After a few weeks of optimizing and getting a lot of good C++ advice from Ares Lagae, I consider my CPU-based voxel raycaster as done. I now have a good framework to test some more interesting stuff on. It offers real-time performance, even for large voxel grids, and I’ve structured the code so I can easily store more information per voxel.
I toyed with the idea to make the step to a CUDA implementation, but that would result in more work and optimizations that would hinder me in trying out new voxel representations (since that would result in a new memory layout, which triggers a new way to store all that stuff compressed in textures, yada yada). Performance is not the goal here. I’m going to dive into some papers about normal filtering, in addition to Representing Appearance and Pre-filtering Subpixel Data in Sparse Voxel Octrees, a paper which was presented at High Performance Graphics 2012 in Paris (co-located with EGSR).
I’m also going to look into some way of preserving the normals from the original .ply models, maybe write my own voxelizer which does a regional lookup and takes the average of normals from the original models.
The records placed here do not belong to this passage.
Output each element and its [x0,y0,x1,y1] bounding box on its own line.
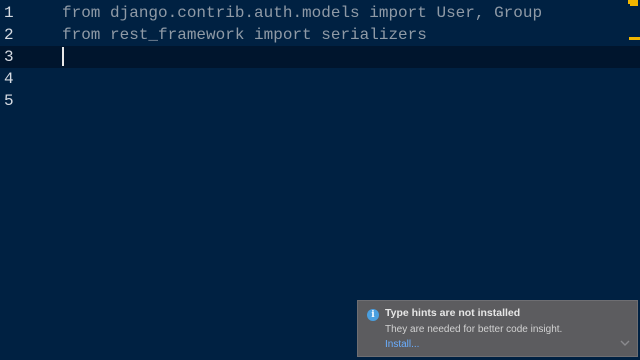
chevron-down-icon[interactable] [618,336,632,350]
editor-line[interactable]: 4 [0,68,640,90]
code-text[interactable]: from rest_framework import serializers [62,24,427,46]
editor-line[interactable]: 5 [0,90,640,112]
notification-balloon[interactable]: i Type hints are not installed They are … [357,300,638,357]
editor-line-current[interactable]: 3 [0,46,640,68]
line-number: 3 [4,48,14,66]
install-link[interactable]: Install... [385,339,419,350]
error-stripe-marker[interactable] [630,3,638,6]
line-number: 5 [4,92,14,110]
line-number: 4 [4,70,14,88]
editor-line[interactable]: 2 from rest_framework import serializers [0,24,640,46]
notification-title: Type hints are not installed [385,307,521,319]
code-editor[interactable]: 1 from django.contrib.auth.models import… [0,0,640,360]
text-caret [62,47,64,66]
line-number: 2 [4,26,14,44]
notification-body: They are needed for better code insight. [385,324,563,335]
info-icon: i [367,309,379,321]
error-stripe-marker[interactable] [629,37,640,40]
code-text[interactable]: from django.contrib.auth.models import U… [62,2,542,24]
line-number: 1 [4,4,14,22]
editor-line[interactable]: 1 from django.contrib.auth.models import… [0,2,640,24]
That way, I’ll finally be able to render some lighted models as well :)
So here’s some results of the current Voxel Raycaster – you can always browse the code at my WebSVN. The actual traversal algorithm, based on Revelles paper from 2000, is located in TreeTraverser.cpp. I adapted it for iterative use with a stack.
- CPU Raycaster – I’m not drawing OpenGL/DX primitives (cubes) here.
- The Sparse Voxel Octree gets built from a .binvox representation of the model, obtained through the Binvox Mesh Voxelizer. In addition, my own .moctree format is used, which encodes the voxel data in Morton Order. I discovered in Paris that this technique was presented at EGSR2011 by Eric Tabellion in the paper Coherent Out-of-core Point-Based Global Illumination.
- Results were obtained on a Dell Precision T7500 at a resolution of 600×600 pixels. I use OpenMP to multi-thread the raytracing steps. As you can see, even if the voxel grid size changes O(n^3), the time to render the grid only changes O(n). This is due to the efficient skipping of empty space in a Sparse Voxel Octree
On a sidenote, this is also the first time I’ve made heavy use of a C++ profiling tool. I’ve been using AMD Codeanalyst. Even though I have an Intel CPU, it’s free and still offers basic time-profiling.